Ye gods and little fishes but that felt good.

I picked my way carefully over the pebbles and on to the sand. And then I really did feel good, being able to walk along in a fair imitation of a stride, filling my lungs with good seaside air and relishing the almost deserted beach—only two other people in sight.

I’d taken my camera with me and snapped merrily away at each stage of the walk, intending to record the venture for a future photo album.

Mostly, though, I just looked, and breathed.


Walking on the beach


You can walk all the way to Kilve from this point, following the beach round the cliffy headlands, but I fear I’m not up to that kind of distance. When I got to the second set of steps, the rickety ones you’re not supposed to use, I decided not to tempt fate, so I set off back up to the camp, clambered over the fence, and went over to the clubhouse to scrounge a coffee.

“What on earth happened to your hair?” Graham asked.

“I’ve been down for a walk on the beach.”

“Windy out there, is it?” Maude chimed in.

“Yup. Good, though.”

And then I plodded back to the caravan to prepare our lunch, anticipating a well-earned siesta.
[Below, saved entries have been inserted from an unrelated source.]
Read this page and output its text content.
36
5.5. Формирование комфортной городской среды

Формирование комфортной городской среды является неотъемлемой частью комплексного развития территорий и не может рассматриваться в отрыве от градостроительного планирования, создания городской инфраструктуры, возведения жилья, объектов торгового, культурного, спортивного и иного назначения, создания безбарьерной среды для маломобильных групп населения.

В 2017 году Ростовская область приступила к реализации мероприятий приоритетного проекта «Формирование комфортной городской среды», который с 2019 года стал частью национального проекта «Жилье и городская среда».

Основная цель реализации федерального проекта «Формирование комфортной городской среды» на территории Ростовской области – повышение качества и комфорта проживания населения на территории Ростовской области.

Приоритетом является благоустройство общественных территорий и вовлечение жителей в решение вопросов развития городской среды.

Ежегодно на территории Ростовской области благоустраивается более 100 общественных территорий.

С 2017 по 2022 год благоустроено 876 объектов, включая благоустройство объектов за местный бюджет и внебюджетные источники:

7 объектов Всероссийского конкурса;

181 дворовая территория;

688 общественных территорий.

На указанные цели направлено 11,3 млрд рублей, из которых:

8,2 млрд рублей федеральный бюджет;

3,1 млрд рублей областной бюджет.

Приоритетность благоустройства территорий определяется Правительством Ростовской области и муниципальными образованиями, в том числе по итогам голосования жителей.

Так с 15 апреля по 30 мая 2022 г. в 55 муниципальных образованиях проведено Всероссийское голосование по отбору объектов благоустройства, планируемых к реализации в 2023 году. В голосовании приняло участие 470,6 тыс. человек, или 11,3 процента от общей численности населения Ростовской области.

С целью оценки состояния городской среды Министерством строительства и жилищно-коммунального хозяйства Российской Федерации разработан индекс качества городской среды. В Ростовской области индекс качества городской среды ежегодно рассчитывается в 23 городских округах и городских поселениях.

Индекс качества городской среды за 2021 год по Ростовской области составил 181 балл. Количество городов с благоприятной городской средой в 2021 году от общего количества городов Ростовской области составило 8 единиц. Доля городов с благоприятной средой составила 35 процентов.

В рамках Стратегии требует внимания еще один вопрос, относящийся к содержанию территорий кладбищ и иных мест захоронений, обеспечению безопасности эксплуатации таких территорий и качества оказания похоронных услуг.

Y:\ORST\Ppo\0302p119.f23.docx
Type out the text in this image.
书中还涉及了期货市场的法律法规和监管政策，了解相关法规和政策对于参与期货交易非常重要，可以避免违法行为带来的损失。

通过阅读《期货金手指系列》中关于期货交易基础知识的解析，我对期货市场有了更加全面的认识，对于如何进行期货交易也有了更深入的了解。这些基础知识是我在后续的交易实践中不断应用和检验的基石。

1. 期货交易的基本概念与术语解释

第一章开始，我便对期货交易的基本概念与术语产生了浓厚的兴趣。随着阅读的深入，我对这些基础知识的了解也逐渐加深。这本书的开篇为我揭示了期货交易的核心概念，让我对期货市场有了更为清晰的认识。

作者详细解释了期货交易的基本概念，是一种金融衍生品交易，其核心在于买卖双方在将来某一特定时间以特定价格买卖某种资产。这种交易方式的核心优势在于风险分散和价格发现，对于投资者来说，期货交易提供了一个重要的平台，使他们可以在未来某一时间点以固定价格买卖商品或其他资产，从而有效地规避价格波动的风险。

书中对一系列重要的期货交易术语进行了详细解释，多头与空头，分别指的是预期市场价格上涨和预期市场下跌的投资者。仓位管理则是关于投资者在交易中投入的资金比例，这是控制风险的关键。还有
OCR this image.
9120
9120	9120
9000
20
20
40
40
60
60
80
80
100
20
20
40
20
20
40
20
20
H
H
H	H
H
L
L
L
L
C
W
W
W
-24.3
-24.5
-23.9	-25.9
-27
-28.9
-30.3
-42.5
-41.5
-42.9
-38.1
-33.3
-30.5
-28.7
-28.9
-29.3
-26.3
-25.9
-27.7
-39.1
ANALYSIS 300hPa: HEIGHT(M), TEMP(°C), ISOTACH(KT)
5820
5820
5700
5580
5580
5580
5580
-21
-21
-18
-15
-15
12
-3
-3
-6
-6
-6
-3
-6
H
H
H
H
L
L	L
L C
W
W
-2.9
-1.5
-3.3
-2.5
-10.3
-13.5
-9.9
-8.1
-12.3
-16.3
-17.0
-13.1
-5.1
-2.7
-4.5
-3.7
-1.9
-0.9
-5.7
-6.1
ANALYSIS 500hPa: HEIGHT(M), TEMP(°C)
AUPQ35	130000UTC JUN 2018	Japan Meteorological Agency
It was still light after dinner and I’d run out of American ginger ale to go with my brandy, so I went back to the clubhouse. On my way home, the sunset was just about to end as the golden orb sank into the sea, so I sat on a bench to watch it go. Walking back home, thinking about sunsets, and watching them, and feeling the planet roll, I came suddenly to realize that I was pacing out a new poem. Not a great poem, nor a long one—it’s only a short way from the bench to the caravan door—but a poem for all that. I’ve had a grand day.


Watching the sunset
The sun slides into the sea, seemingly,
illuminating a lens-shaped, prism-edged cloud,
catching the sail of a wind-beating yacht,
drawing a thin flake-white line along the horizon.
The sun sinks out of sight,
the planet continues to roll towards me,
and I realize how easy it would be to fall off.